The Configuration of hadoop-2.8 does not import XMLStreamException, but hadoop-3.2 does. So it seems that this problem only occurs when using hadoop-3.2. When I remove the relocation for javax, job works.
@zhengchenyu Thanks for your extra information, I decompile the spark rss shaded client jar, and find that there are no javax/xml/stream/** within fat jar, but relocated by shaded plugins.
I believe this is the root cause of this issue.
When I remote the relocation for javax, job works.
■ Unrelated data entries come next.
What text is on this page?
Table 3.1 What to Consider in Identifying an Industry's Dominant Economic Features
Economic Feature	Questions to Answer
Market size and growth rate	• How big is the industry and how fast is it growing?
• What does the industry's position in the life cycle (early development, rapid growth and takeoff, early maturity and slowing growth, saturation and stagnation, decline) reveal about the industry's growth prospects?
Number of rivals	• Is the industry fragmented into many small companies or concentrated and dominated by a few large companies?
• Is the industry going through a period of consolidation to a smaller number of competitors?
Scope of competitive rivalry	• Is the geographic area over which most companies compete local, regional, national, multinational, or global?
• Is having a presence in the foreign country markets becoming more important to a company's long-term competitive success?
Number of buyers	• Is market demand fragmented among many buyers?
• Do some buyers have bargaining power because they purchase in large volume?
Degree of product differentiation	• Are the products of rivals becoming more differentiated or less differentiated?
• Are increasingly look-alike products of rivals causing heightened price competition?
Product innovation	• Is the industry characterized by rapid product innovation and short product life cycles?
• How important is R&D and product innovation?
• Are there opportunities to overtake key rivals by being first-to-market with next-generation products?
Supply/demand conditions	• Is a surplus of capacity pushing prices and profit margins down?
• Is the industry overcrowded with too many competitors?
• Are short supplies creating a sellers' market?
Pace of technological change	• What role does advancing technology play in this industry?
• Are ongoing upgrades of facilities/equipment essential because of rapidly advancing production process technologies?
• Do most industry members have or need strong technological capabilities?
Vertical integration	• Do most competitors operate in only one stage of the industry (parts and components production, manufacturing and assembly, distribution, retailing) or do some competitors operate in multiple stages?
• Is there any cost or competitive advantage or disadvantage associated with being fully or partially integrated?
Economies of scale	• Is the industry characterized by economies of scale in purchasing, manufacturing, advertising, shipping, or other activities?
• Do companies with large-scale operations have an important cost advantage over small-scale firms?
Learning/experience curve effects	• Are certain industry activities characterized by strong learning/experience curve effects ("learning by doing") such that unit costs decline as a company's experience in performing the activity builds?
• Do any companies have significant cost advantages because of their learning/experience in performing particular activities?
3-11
But I see the docker ci still fail for branch-0.9. When I revert pr 1878, docker ci works.
I am now setting up a docker ci environment on my server to see why docker ci fails
docker ci fail link: https://github.com/apache/incubator-uniffle/actions/runs/10314743478/job/28631204182
I have set up a docker ci environment, and add some debug log, found these error.
java.lang.NoClassDefFoundError: org/apache/uniffle/shaded/org/apache/commons/collections/CollectionUtils
at org.apache.uniffle.client.impl.ShuffleWriteClientImpl.genServerToBlocks(ShuffleWriteClientImpl.java:281)
at org.apache.uniffle.client.impl.ShuffleWriteClientImpl.sendShuffleData(ShuffleWriteClientImpl.java:339)
at org.apache.spark.shuffle.writer.DataPusher.lambda$send$3(DataPusher.java:96)
at java.base/java.util.concurrent.CompletableFuture$AsyncSupply.run(Unknown Source)
at java.base/java.util.concurrent.ThreadPoolExecutor.runWorker(Unknown Source)
at java.base/java.util.concurrent.ThreadPoolExecutor$Worker.run(Unknown Source)
at java.base/java.lang.Thread.run(Unknown Source)
Caused by: java.lang.ClassNotFoundException: org.apache.uniffle.shaded.org.apache.commons.collections.CollectionUtils
at java.base/jdk.internal.loader.BuiltinClassLoader.loadClass(Unknown Source)
at java.base/jdk.internal.loader.ClassLoaders$AppClassLoader.loadClass(Unknown Source)
at java.base/java.lang.ClassLoader.loadClass(Unknown Source)
... 7 more
The reason is that in branch-0.9 dose not upgrade commons-collections to 4.4, so use collections3 by spark dependency. But pr 1878 relocation "org.apache" to "${rss.shade.packageName}.org.apache". collections3 is spark package does not relocation. so throw java.lang.NoClassDefFoundError.
If uniffle calls a class that is not explicitly specified in the uniffle pom file, it may be dependent on a dependent framework (spark or mr or tez). At this time, if this class is relocated, the relocated class cannot be found.
For me, At least branch-0.9 revert pr 1878 is required.